The human brain is protected by the blood-brain barrier, which blocks entry to the brain of nearly anything that is not normally part of the process. Thus drugs, which could treat an inoperable brain tumor, can't get past the barrier.
But if the drugs could masquerade as a chemical that is friendly to the brain, and then activated once it is inside, and deactivated after it finishes its assignment, many lives could be saved.
And you can make a molecule look like something it isn't just by changing its shape.
"In biology, shape is one of the key factors that dictate the function of a molecule," Branda said. "The chemical that makes caraway seeds smell like caraway seeds is identical to the molecule that makes spearmint smell like spearmint, except they are mirror images of each other. The nose has receptors that are so sensitive they can sense not just the shape of a molecule, but the three-dimensional handedness of the molecule, whether it's left handed or right handed."
Light-Switching Still in Realm of Basic Research
So you design a molecule that looks left handed - and thus relatively harmless - and get it to wherever in the body you want it to go, and then hit it with light and change it to right handed so it can kill cancerous cells. Then you turn it off.

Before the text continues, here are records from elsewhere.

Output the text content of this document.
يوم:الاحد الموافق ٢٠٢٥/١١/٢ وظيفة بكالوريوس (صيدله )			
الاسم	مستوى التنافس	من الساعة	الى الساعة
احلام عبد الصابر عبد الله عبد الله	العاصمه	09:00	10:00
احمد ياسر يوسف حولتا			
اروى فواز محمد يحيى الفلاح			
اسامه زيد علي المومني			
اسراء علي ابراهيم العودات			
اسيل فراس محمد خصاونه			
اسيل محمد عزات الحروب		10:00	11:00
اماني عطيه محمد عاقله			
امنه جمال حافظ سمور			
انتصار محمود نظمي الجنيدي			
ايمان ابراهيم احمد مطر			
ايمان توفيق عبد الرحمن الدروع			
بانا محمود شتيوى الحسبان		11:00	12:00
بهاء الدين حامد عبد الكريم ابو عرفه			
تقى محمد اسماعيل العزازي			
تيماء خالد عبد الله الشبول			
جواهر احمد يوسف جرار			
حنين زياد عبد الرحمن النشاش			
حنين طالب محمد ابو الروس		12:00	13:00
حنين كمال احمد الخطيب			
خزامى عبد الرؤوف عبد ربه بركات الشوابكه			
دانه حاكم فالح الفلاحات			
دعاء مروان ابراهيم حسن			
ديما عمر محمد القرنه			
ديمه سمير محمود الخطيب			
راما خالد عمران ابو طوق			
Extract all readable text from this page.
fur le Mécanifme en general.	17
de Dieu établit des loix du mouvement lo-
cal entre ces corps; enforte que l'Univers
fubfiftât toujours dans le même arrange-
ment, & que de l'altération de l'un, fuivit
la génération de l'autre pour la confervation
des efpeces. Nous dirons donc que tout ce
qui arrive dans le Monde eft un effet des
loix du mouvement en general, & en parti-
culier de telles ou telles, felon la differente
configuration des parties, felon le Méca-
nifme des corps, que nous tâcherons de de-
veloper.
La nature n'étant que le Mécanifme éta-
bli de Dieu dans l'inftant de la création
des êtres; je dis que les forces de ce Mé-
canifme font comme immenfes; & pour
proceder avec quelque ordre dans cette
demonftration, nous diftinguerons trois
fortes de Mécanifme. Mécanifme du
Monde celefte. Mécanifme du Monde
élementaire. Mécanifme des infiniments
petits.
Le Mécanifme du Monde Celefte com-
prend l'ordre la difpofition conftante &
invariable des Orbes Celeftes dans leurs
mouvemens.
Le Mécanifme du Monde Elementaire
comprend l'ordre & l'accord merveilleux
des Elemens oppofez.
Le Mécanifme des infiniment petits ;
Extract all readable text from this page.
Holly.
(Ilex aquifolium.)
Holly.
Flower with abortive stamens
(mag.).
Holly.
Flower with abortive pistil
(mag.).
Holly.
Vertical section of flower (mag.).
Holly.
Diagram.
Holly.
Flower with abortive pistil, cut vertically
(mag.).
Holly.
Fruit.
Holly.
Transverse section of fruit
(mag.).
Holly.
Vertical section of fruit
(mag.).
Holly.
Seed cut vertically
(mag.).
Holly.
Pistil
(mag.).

Of course, there are still some tough challenges ahead. The Canadian researchers used ultraviolet light to turn their molecules on, but that light is extremely toxic, as anyone who has spent too much time in the sun knows. UV light is probably out.
"So you have to be able to harness light and use light in creative ways that's less damaging," Branda said.
In earlier research, Branda's team added a nano-particle to their molecule, which absorbs infrared light, which is far less harmful to human tissue. The nano-particle acts as an antenna, absorbing the red light, which is then converted internally to ultraviolet or visible light, depending on whether the molecule is to be turned on or off. So the UV light is restricted to the precise area where the molecule is to do its work.
All of this, of course, is still in the realm of basic research. Many labs are working on the same problem, trying to develop ways to use light to control biological functions in a very precise way, turning them on when they are needed, and off when they aren't.
By the way, whatever happened to all those worms? Many survived through multiple replications of the experiment, but in the long run, it proved too toxic. They all eventually died.